1. The merchandise in issue, cucumbers, packed in brine, exported from Mexico, is subject to appraisement on the basis of export value, as defined in section 402(b), Tariff Act of 1930, as amended by the Customs Simplification Act of 1956.

2. There were no sales of the merchandise in issue between the partnership firms of Pickle-Mex and Arnold Pickle & Olive Co. which could support a finding of export value.

3. The appraisement of the merchandise in issue upon liquidation was erroneous as it was predicated on the existence of sales between the partnership firm of Pickle-Mex and Arnold Pickle & Olive Co.

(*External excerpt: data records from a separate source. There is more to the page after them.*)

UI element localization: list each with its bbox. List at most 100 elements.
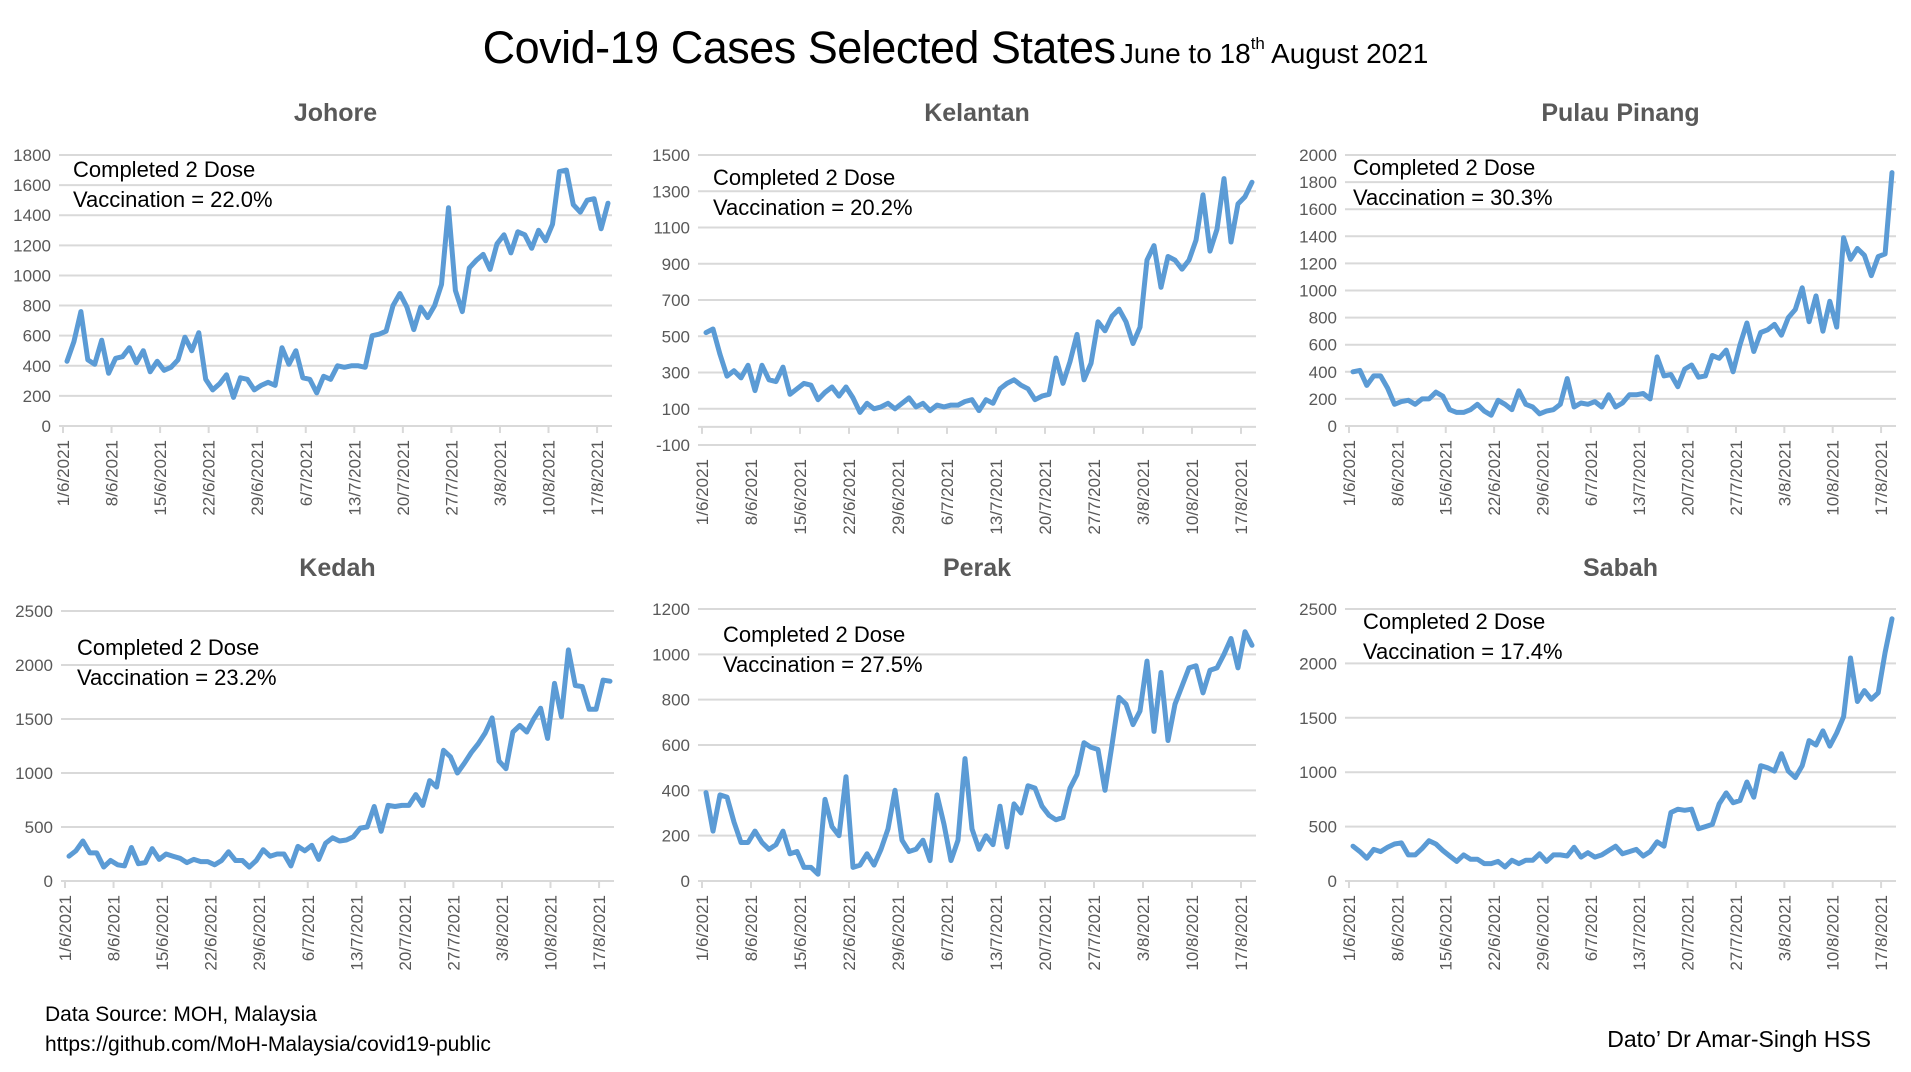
x-tick-label: 1/6/2021 xyxy=(1340,895,1359,961)
chart-title: Perak xyxy=(943,554,1011,582)
y-tick-label: 400 xyxy=(1309,363,1337,382)
x-tick-label: 6/7/2021 xyxy=(1582,440,1601,506)
x-tick-label: 22/6/2021 xyxy=(1485,440,1504,516)
x-tick-label: 22/6/2021 xyxy=(200,440,219,516)
chart-title: Pulau Pinang xyxy=(1541,99,1699,127)
annotation-dose-label: Completed 2 Dose xyxy=(1353,155,1535,180)
x-tick-label: 15/6/2021 xyxy=(791,895,810,971)
page-title: Covid-19 Cases Selected States June to 1… xyxy=(0,22,1911,74)
x-tick-label: 15/6/2021 xyxy=(153,895,172,971)
annotation-vaccination-rate: Vaccination = 27.5% xyxy=(723,652,923,677)
series-line-johore xyxy=(64,167,611,400)
y-tick-label: 1000 xyxy=(1299,763,1337,782)
x-tick-label: 3/8/2021 xyxy=(1775,895,1794,961)
y-tick-label: 1300 xyxy=(652,182,690,201)
y-tick-label: 0 xyxy=(681,872,690,891)
y-tick-label: 1200 xyxy=(1299,254,1337,273)
y-tick-label: 500 xyxy=(662,327,690,346)
x-tick-label: 20/7/2021 xyxy=(1036,895,1055,971)
chart-sabah: Sabah 0 500 1000 1500 2000 2500 1/6/2021 8/6/202… xyxy=(1299,554,1896,971)
x-tick-label: 8/6/2021 xyxy=(742,895,761,961)
annotation-dose-label: Completed 2 Dose xyxy=(723,622,905,647)
y-tick-label: 1000 xyxy=(1299,282,1337,301)
x-tick-label: 15/6/2021 xyxy=(791,459,810,535)
y-tick-label: 1800 xyxy=(1299,173,1337,192)
y-tick-label: 1000 xyxy=(15,764,53,783)
x-tick-label: 8/6/2021 xyxy=(105,895,124,961)
y-tick-label: 0 xyxy=(44,872,53,891)
y-tick-label: 0 xyxy=(1328,872,1337,891)
x-tick-label: 13/7/2021 xyxy=(1630,440,1649,516)
x-tick-label: 3/8/2021 xyxy=(1134,459,1153,525)
y-tick-label: 1000 xyxy=(13,266,51,285)
x-tick-label: 27/7/2021 xyxy=(444,895,463,971)
x-tick-label: 17/8/2021 xyxy=(590,895,609,971)
x-tick-label: 29/6/2021 xyxy=(250,895,269,971)
x-tick-label: 3/8/2021 xyxy=(493,895,512,961)
y-tick-label: 800 xyxy=(23,297,51,316)
x-tick-label: 6/7/2021 xyxy=(1582,895,1601,961)
subtitle-suffix: August 2021 xyxy=(1264,38,1429,69)
x-tick-label: 10/8/2021 xyxy=(542,895,561,971)
chart-title: Kedah xyxy=(299,554,375,582)
subtitle-prefix: June to 18 xyxy=(1119,38,1251,69)
data-source: Data Source: MOH, Malaysia https://githu… xyxy=(45,1000,491,1060)
y-tick-label: 1400 xyxy=(13,206,51,225)
chart-perak: Perak 0 200 400 600 800 1000 1200 1/6/2021 8/6/20… xyxy=(652,554,1256,971)
y-tick-label: 2000 xyxy=(1299,146,1337,165)
y-tick-label: 1200 xyxy=(652,600,690,619)
main-title-text: Covid-19 Cases Selected States xyxy=(482,22,1116,73)
x-tick-label: 3/8/2021 xyxy=(1775,440,1794,506)
y-tick-label: 800 xyxy=(662,691,690,710)
x-tick-label: 1/6/2021 xyxy=(1340,440,1359,506)
y-tick-label: 400 xyxy=(662,781,690,800)
x-tick-label: 1/6/2021 xyxy=(693,459,712,525)
x-tick-label: 17/8/2021 xyxy=(1872,895,1891,971)
x-tick-label: 29/6/2021 xyxy=(1533,440,1552,516)
chart-pulau-pinang: Pulau Pinang 0 200 400 600 800 1000 1200 1400 160… xyxy=(1299,99,1896,516)
annotation-vaccination-rate: Vaccination = 22.0% xyxy=(73,187,273,212)
x-tick-label: 22/6/2021 xyxy=(1485,895,1504,971)
x-tick-label: 17/8/2021 xyxy=(1232,895,1251,971)
annotation-dose-label: Completed 2 Dose xyxy=(713,165,895,190)
annotation-vaccination-rate: Vaccination = 30.3% xyxy=(1353,185,1553,210)
y-tick-label: 300 xyxy=(662,364,690,383)
y-tick-label: 1500 xyxy=(652,146,690,165)
y-tick-label: 1000 xyxy=(652,645,690,664)
x-tick-label: 8/6/2021 xyxy=(103,440,122,506)
subtitle-text: June to 18th August 2021 xyxy=(1119,34,1429,69)
series-line-kedah xyxy=(66,647,613,870)
x-tick-label: 22/6/2021 xyxy=(840,459,859,535)
y-tick-label: 1600 xyxy=(1299,200,1337,219)
x-tick-label: 6/7/2021 xyxy=(297,440,316,506)
x-tick-label: 10/8/2021 xyxy=(1183,459,1202,535)
x-tick-label: 20/7/2021 xyxy=(394,440,413,516)
y-tick-label: 1500 xyxy=(15,710,53,729)
chart-kelantan: Kelantan -100 100 300 500 700 900 1100 1300 1500 1… xyxy=(652,99,1256,535)
x-tick-label: 27/7/2021 xyxy=(1727,440,1746,516)
annotation-dose-label: Completed 2 Dose xyxy=(73,157,255,182)
x-tick-label: 20/7/2021 xyxy=(1679,440,1698,516)
y-tick-label: 500 xyxy=(1309,818,1337,837)
x-tick-label: 10/8/2021 xyxy=(1824,895,1843,971)
x-tick-label: 20/7/2021 xyxy=(1036,459,1055,535)
x-tick-label: 15/6/2021 xyxy=(151,440,170,516)
chart-johore: Johore 0 200 400 600 800 1000 1200 1400 1600 1800 1… xyxy=(13,99,612,516)
x-tick-label: 1/6/2021 xyxy=(54,440,73,506)
x-tick-label: 20/7/2021 xyxy=(1679,895,1698,971)
y-tick-label: 0 xyxy=(42,417,51,436)
y-tick-label: 600 xyxy=(1309,336,1337,355)
x-tick-label: 13/7/2021 xyxy=(345,440,364,516)
x-tick-label: 27/7/2021 xyxy=(442,440,461,516)
y-tick-label: 400 xyxy=(23,357,51,376)
x-tick-label: 10/8/2021 xyxy=(1824,440,1843,516)
y-tick-label: 0 xyxy=(1328,417,1337,436)
x-tick-label: 10/8/2021 xyxy=(1183,895,1202,971)
x-tick-label: 8/6/2021 xyxy=(1388,440,1407,506)
y-tick-label: 200 xyxy=(23,387,51,406)
annotation-vaccination-rate: Vaccination = 17.4% xyxy=(1363,639,1563,664)
x-tick-label: 17/8/2021 xyxy=(1232,459,1251,535)
x-tick-label: 22/6/2021 xyxy=(202,895,221,971)
x-tick-label: 15/6/2021 xyxy=(1437,440,1456,516)
x-tick-label: 3/8/2021 xyxy=(1134,895,1153,961)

4. The principal market for the cucumbers in issue was Caborca, State of Sonora, Mexico.

5. The merchandise in issue was, in the principal markets of Mexico, at the times of exportation freely offered for sale for export to the United States by independent farmers in the ordinary course of trade 'at prices which did not vary by quantity and were arrived at by arm’s length negotiation, but which did not include the costs and expenses incidental to placing the merchandise in condition, packed ready for •shipment to the United States.

6. The prices at which the independent farmers in the principal markets of Mexico, at the times of exportation of the merchandise in issue, freely offered such merchandise in the usual wholesale quantities and in the ordinary course of trade for exportation to the United States, were prices which constitute an export value for such cucumbers, exclusive of the cost of their packing.

7. The said export value prices of the independent farmers, as stated in paragraph 6 above, and exclusive of the costs of packing, were as follows, by grade of cucumbers:

Grade Price - Per Hundredweight - Pounds
No. 1 U.S. $4.99
No. 2 U.S. $3.99
No. 3 U.S. $2.99
Nos. 4 & 5 U.S. $1.50

8. The export values, section 402(b), Tariff Act of 1930, of the merchandise in issue, exclusive of the cost of packing, are the prices stated in paragraph 7, above.

It is further Ordered that defendant’s motion for judgment on the pleadings be, and the same hereby is, denied.